L'amendement sur les déserts médicaux du député de l'Yonne, Jean-Marie Rolland (UMP) et rapporteur du projet de loi HPST, prévoit une évaluation des schémas régionaux d'organisation des soins (SROS), trois ans après leur mise en oeuvre. "Si cette évaluation fait apparaître que les besoins" en médecins "ne sont pas satisfaits", "le directeur régional de l'ARS peut (...) proposer aux médecins exerçant dans les zones" où l'offre de soins est élevée, "un contrat de solidarité par lequel ils s'engagent à contribuer à répondre aux besoins de santé de la population" des zones moins bien pourvues. Les médecins récalcitrants seront passibles d'une "contribution forfaitaire annuelle", ajoute l'amendement. Selon Le Figaro-économie, cette "amende" pourrait s'élèvera à 2 859 euros, soit l'équivalent du plafond mensuel de la Sécu.

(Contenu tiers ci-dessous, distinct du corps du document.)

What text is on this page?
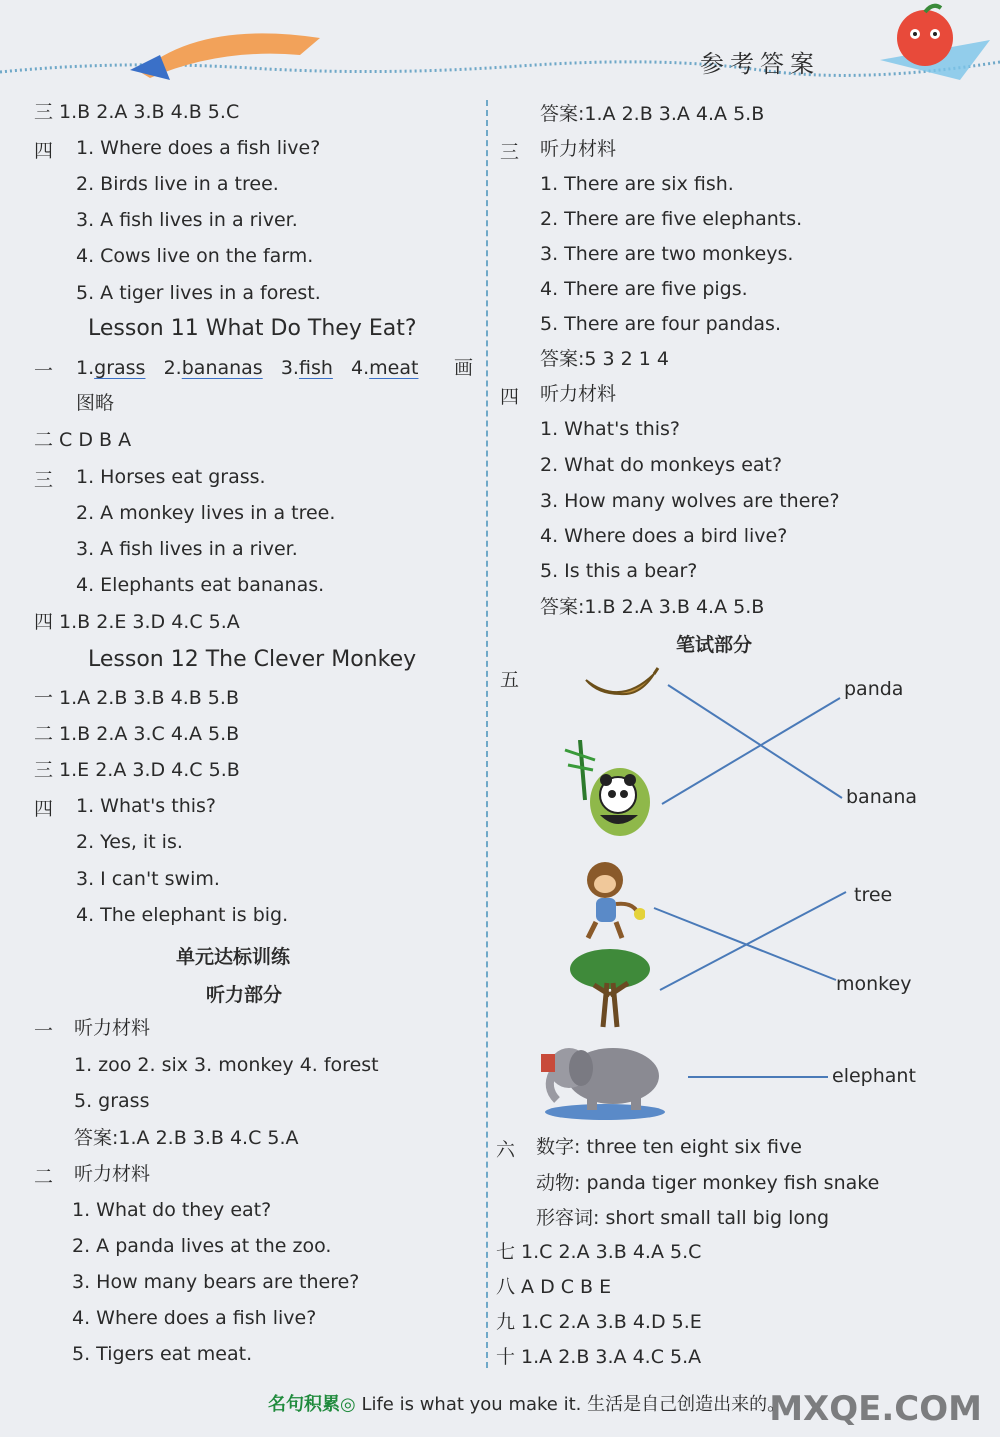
参考答案
三 1.B 2.A 3.B 4.B 5.C
四 1. Where does a fish live?
2. Birds live in a tree.
3. A fish lives in a river.
4. Cows live on the farm.
5. A tiger lives in a forest.
Lesson 11 What Do They Eat?
一 1.grass 2.bananas 3.fish 4.meat 画
图略
二 C D B A
三 1. Horses eat grass.
2. A monkey lives in a tree.
3. A fish lives in a river.
4. Elephants eat bananas.
四 1.B 2.E 3.D 4.C 5.A
Lesson 12 The Clever Monkey
一 1.A 2.B 3.B 4.B 5.B
二 1.B 2.A 3.C 4.A 5.B
三 1.E 2.A 3.D 4.C 5.B
四 1. What's this?
2. Yes, it is.
3. I can't swim.
4. The elephant is big.
单元达标训练
听力部分
一 听力材料
1. zoo 2. six 3. monkey 4. forest
5. grass
答案:1.A 2.B 3.B 4.C 5.A
二 听力材料
1. What do they eat?
2. A panda lives at the zoo.
3. How many bears are there?
4. Where does a fish live?
5. Tigers eat meat.
答案:1.A 2.B 3.A 4.A 5.B
三 听力材料
1. There are six fish.
2. There are five elephants.
3. There are two monkeys.
4. There are five pigs.
5. There are four pandas.
答案:5 3 2 1 4
四 听力材料
1. What's this?
2. What do monkeys eat?
3. How many wolves are there?
4. Where does a bird live?
5. Is this a bear?
答案:1.B 2.A 3.B 4.A 5.B
笔试部分
五	panda
banana
tree
monkey
elephant
六 数字: three ten eight six five
动物: panda tiger monkey fish snake
形容词: short small tall big long
七 1.C 2.A 3.B 4.A 5.C
八 A D C B E
九 1.C 2.A 3.B 4.D 5.E
十 1.A 2.B 3.A 4.C 5.A
名句积累◎ Life is what you make it. 生活是自己创造出来的。
MXQE.COM
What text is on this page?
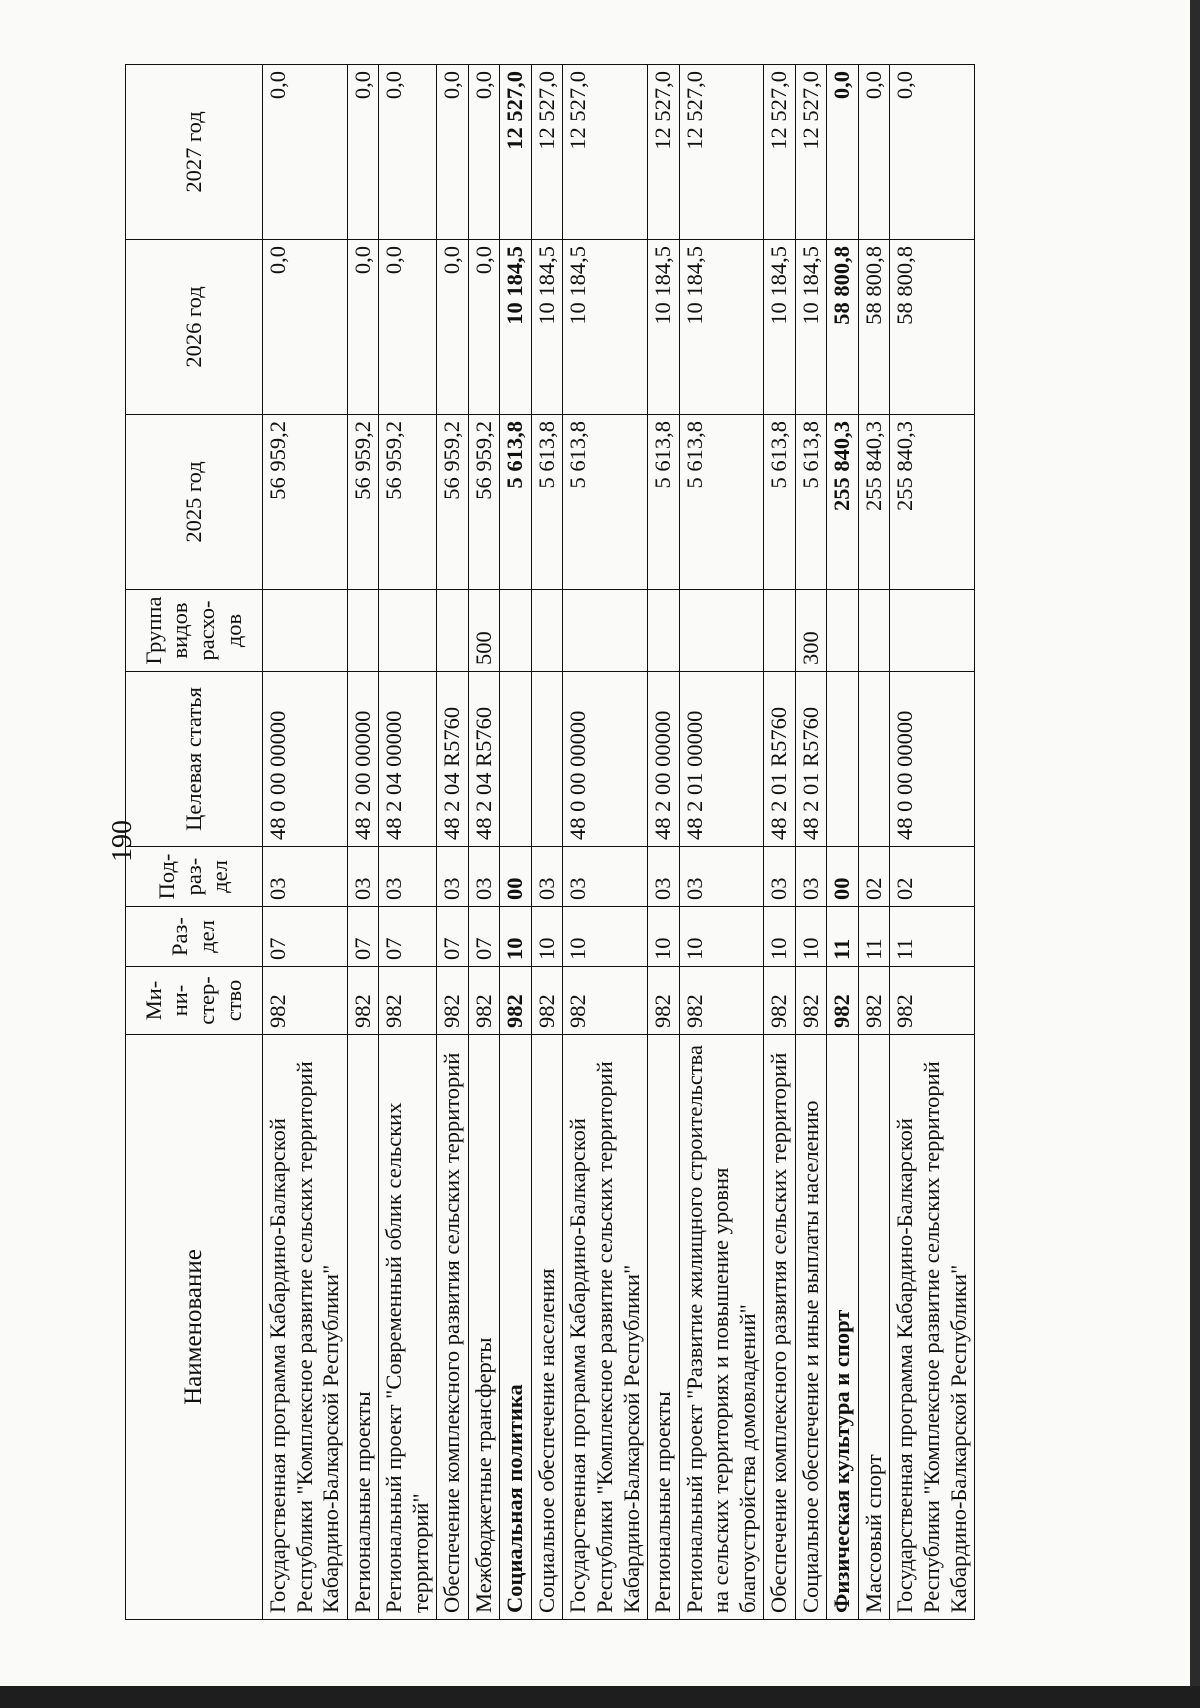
190
Наименование	Ми-ни-стер-ство	Раз-дел	Под-раз-дел	Целевая статья	Группа видов расхо-дов	2025 год	2026 год	2027 год
Государственная программа Кабардино-Балкарской Республики "Комплексное развитие сельских территорий Кабардино-Балкарской Республики"	982	07	03	48 0 00 00000		56 959,2	0,0	0,0
Региональные проекты	982	07	03	48 2 00 00000		56 959,2	0,0	0,0
Региональный проект "Современный облик сельских территорий"	982	07	03	48 2 04 00000		56 959,2	0,0	0,0
Обеспечение комплексного развития сельских территорий	982	07	03	48 2 04 R5760		56 959,2	0,0	0,0
Межбюджетные трансферты	982	07	03	48 2 04 R5760	500	56 959,2	0,0	0,0
Социальная политика	982	10	00			5 613,8	10 184,5	12 527,0
Социальное обеспечение населения	982	10	03			5 613,8	10 184,5	12 527,0
Государственная программа Кабардино-Балкарской Республики "Комплексное развитие сельских территорий Кабардино-Балкарской Республики"	982	10	03	48 0 00 00000		5 613,8	10 184,5	12 527,0
Региональные проекты	982	10	03	48 2 00 00000		5 613,8	10 184,5	12 527,0
Региональный проект "Развитие жилищного строительства на сельских территориях и повышение уровня благоустройства домовладений"	982	10	03	48 2 01 00000		5 613,8	10 184,5	12 527,0
Обеспечение комплексного развития сельских территорий	982	10	03	48 2 01 R5760		5 613,8	10 184,5	12 527,0
Социальное обеспечение и иные выплаты населению	982	10	03	48 2 01 R5760	300	5 613,8	10 184,5	12 527,0
Физическая культура и спорт	982	11	00			255 840,3	58 800,8	0,0
Массовый спорт	982	11	02			255 840,3	58 800,8	0,0
Государственная программа Кабардино-Балкарской Республики "Комплексное развитие сельских территорий Кабардино-Балкарской Республики"	982	11	02	48 0 00 00000		255 840,3	58 800,8	0,0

"Il n'y a pas besoin de trois ans. L'urgence est là", a protesté Daniel Paul, député PCF de Seine-Maritime, qui avait témoigné dans l'après-midi des difficultés rencontrées pour obtenir un rendez-vous chez un ophtalmologiste de sa région. "L'un des amendements les plus cruciaux à la loi Bachelot a été voté, tard hier soir… en l'absence de Roselyne Bachelot, invitée d'une émission de France 2 sur l'hôpital", souligne Olivier Auguste, journaliste du Figaro-économie. Mais, la ministre de la Santé avait bien préparé le terrain avant de s'absenter. Plus tôt dans la journée, elle a rappelé aux députés qu'elle souhaitait que "soit respectée la solidarité intergénérationnelle, alors que beaucoup de médecins seraient d'accord pour des mesures qui ne s'appliqueraient qu'aux jeunes", souligne Le Monde (page 8). Estimant que des mesures qui obligent les jeunes diplômés à s'installer dans des zones sous-dotées seraient injustes et inefficaces. "Plus prosaïque", selon Le Figaro-économie, Roselyne Bachelot a rappelé hier matin devant le groupe UMP le souvenir de la grève des internes de 2007, dans un style très imagé : "Les jeunes médecins qui descendent dans la rue, c'est comme le dentifrice qui sort du tube. On ne sait pas comment les faire rentrer."

Antilles : vers un compromis
Les Antilles étaient toujours plongées dans la grève hier, malgré une nouvelle avancée en Martinique, avec un accord-cadre sur une augmentation de 200 euros nets pour les bas salaires, précise La Tribune (page 4). En Guadeloupe, où le conflit entre dans sa septième semaine, le LKP, le "collectif contre l'exploitation", maintient la pression, malgré l'adoption samedi d'un accord contenant l'essentiel de ses revendications, notamment la plus emblématique : la hausse de 200 euros des bas salaires. Par ailleurs, Yves Jégo, secrétaire d'Etat à l'Outre-mer, a présenté hier les efforts financiers de l'Etat pour sortir de la crise. Le gouvernement devrait finalement consacrer 848 millions d'euros aux DOM, selon La Tribune. "200 euros pour les DOM, l'idée qui avance", titre en "une" L'Humanité, qui publie (page 2), une longue interview d'Elie Domota, le leader du LKP, qui dit avoir bon espoir de parvenir rapidement à un accord final.